2016-09-30 11:00 GMT+02:00 Simone Robutti <simone.robu...@radicalbit.io>:

> I'm working with your suggestions, thank you very much. What I'm missing
> here is what YourWindowFunction should do. I have no notion of event time
> there and so I can't assign a timestamp. Also this solution seems to be
> working by processing time, while I care about event time. I couldn't make
> it run yet but for what I got, this is slightly different from what I need.
>
> 2016-09-30 10:04 GMT+02:00 Fabian Hueske <fhue...@gmail.com>:
>
>> Hi Simone,
>>
>> I think I have a solution for your problem:
>>
>> val s: DataStream[(Long, Int, ts)] = ??? // (id, state, time)
>>
>> val stateChanges: DataStream[(Int, Int)] = s // (state, cntUpdate)
>>   .keyBy(_._1) // key by id
>>   .flatMap(new StateUpdater) // StateUpdater is a stateful
>> FlatMapFunction.
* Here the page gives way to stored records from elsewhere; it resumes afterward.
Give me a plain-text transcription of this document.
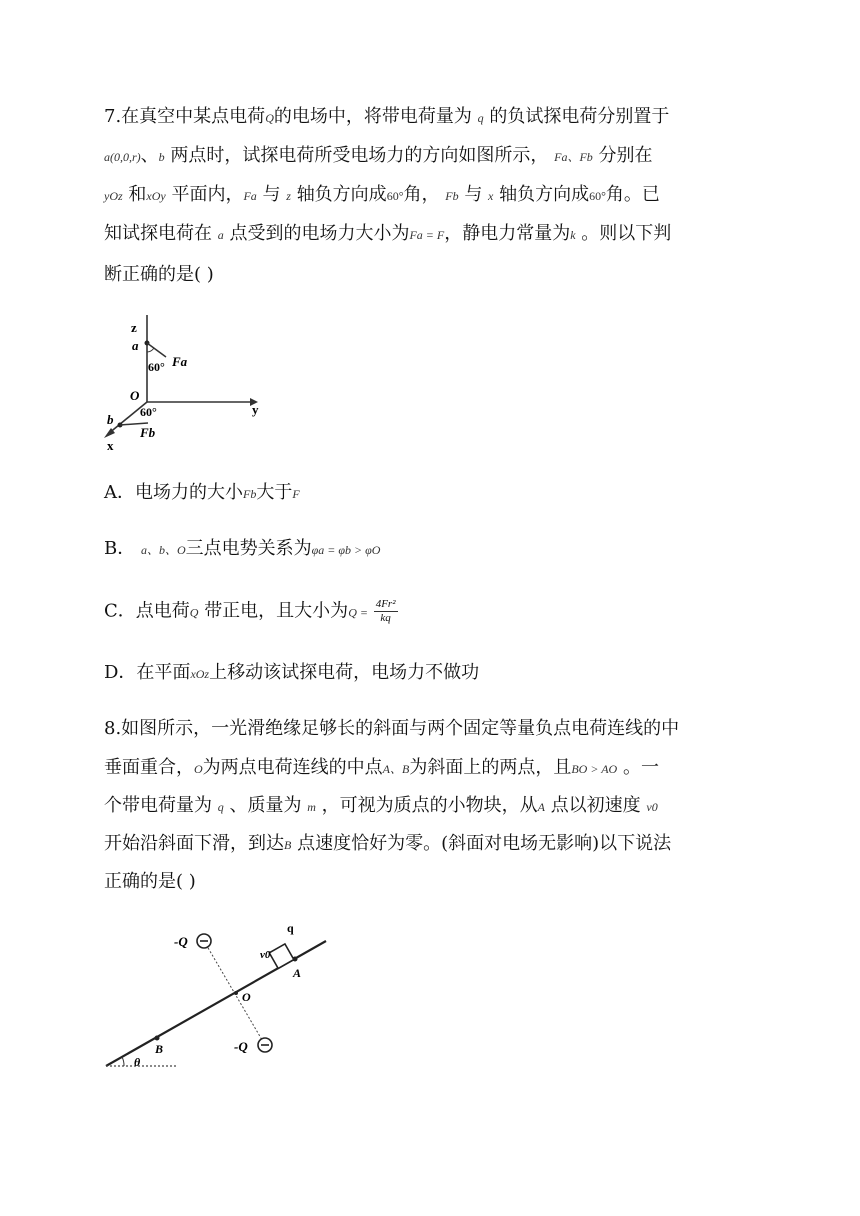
7.在真空中某点电荷Q的电场中，将带电荷量为 q 的负试探电荷分别置于
a(0,0,r)、b 两点时，试探电荷所受电场力的方向如图所示， Fa、Fb 分别在
yOz 和xOy 平面内，Fa 与 z 轴负方向成60°角， Fb 与 x 轴负方向成60°角。已
知试探电荷在 a 点受到的电场力大小为Fa = F，静电力常量为k 。则以下判
断正确的是( )
z
a
60° Fa
O
y
b 60°
Fb
x
A．电场力的大小Fb大于F
B． a、b、O三点电势关系为φa = φb > φO
C．点电荷Q 带正电，且大小为$Q = \frac{\text{4Fr²}}{kq}$
D．在平面xOz上移动该试探电荷，电场力不做功
8.如图所示，一光滑绝缘足够长的斜面与两个固定等量负点电荷连线的中
垂面重合，O为两点电荷连线的中点A、B为斜面上的两点，且BO > AO 。一
个带电荷量为 q 、质量为 m ，可视为质点的小物块，从A 点以初速度 v0
开始沿斜面下滑，到达B 点速度恰好为零。(斜面对电场无影响)以下说法
正确的是( )
-Q
-Q
q
v0
A
O
B
θ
It has a keyed state that stores the last state of each
>> id. For each input record it returns two records: (oldState, -1),
>> (newState, +1)
>>
>> stateChanges ensures that counts of previous states are subtracted.
>>
>> val changesPerWindow: DataStream[(Int, Int, Long)] = stateChanges //
>> (state, cntUpdate, time)
>>   .keyBy(_._1) // key by state
>>   .window() // your window, should be non-overlapping, so go for instance
>> for Tumbling
>>   .apply(new SumReducer(), new YourWindowFunction()) // SumReducer sums
>> the cntUpdates and YourWindowFunction assigns the timestamp of your window
>>
>> this step aggregates all state changes for each state in a window
>>
>> val stateCnts: DataStream[(Int, Int, Long)] = stateCnts (state, count,
>> time)
>>   .keyBy(_._1) // key by state again
>>   .map(new CountUpdater) // CountUpdater is a stateful MapFunction. I has
>> a keyed state that stores the current count. For each incoming record, the
>> count is adjusted and a record (state, newCount, time) is emitted.
>>
>> Now you have the new counts for your states in multiple records. If
>> possible, you can update your Elasticsearch index using these. Otherwise,
>> you have to collect them into one record using another window.
>>
>> Also note, that the state size of this program depends on the number of
>> unique ids. That might cause problems if the id space grows very fast.
>>
>> Please let me know, if you have questions or if that works ;-)
>>
>> Cheers, Fabian
>>
>>
>> 2016-09-30 0:32 GMT+02:00 Simone Robutti <simone.robu...@radicalbit.io>:
>>
>>> Hello,
>>>
>>> in the last few days I tried to create my first real-time analytics job
>>> in Flink. The approach is kappa-architecture-like, so I have my raw data on
>>> Kafka where we receive a message for every change of state of any entity.
>>>
>>> So the messages are of the form
>>>
>>> (id,newStatus, timestamp)
>>>
>>> We want to compute, for every time window, the count of items in a given
>>> status. So the output should be of the form
>>>
>>> (outputTimestamp, state1:count1,state2:count2 ...)
>>>
>>> or equivalent. These rows should contain, at any given time, the count
>>> of the items in a given status, where the status associated to an Id is the
>>> most recent message observed for that id. The status for an id should be
>>> counted in any case, even if the event is way older than those getting
>>> processed. So the sum of all the counts should be equal to the number of
>>> different IDs observed in the system. The following step could be
>>> forgetting about the items in a final item after a while, but this is not a
>>> strict requirement right now.
>>>
>>> This will be written on elasticsearch and then queried.
>>>
>>> I tried many different paths and none of them completely satisfied the
>>> requirement. Using a sliding window I could easily achieve the expected
>>> behaviour, except that when the beginning of the sliding window surpassed
>>> the timestamp of an event, it was lost for the count, as you may expect.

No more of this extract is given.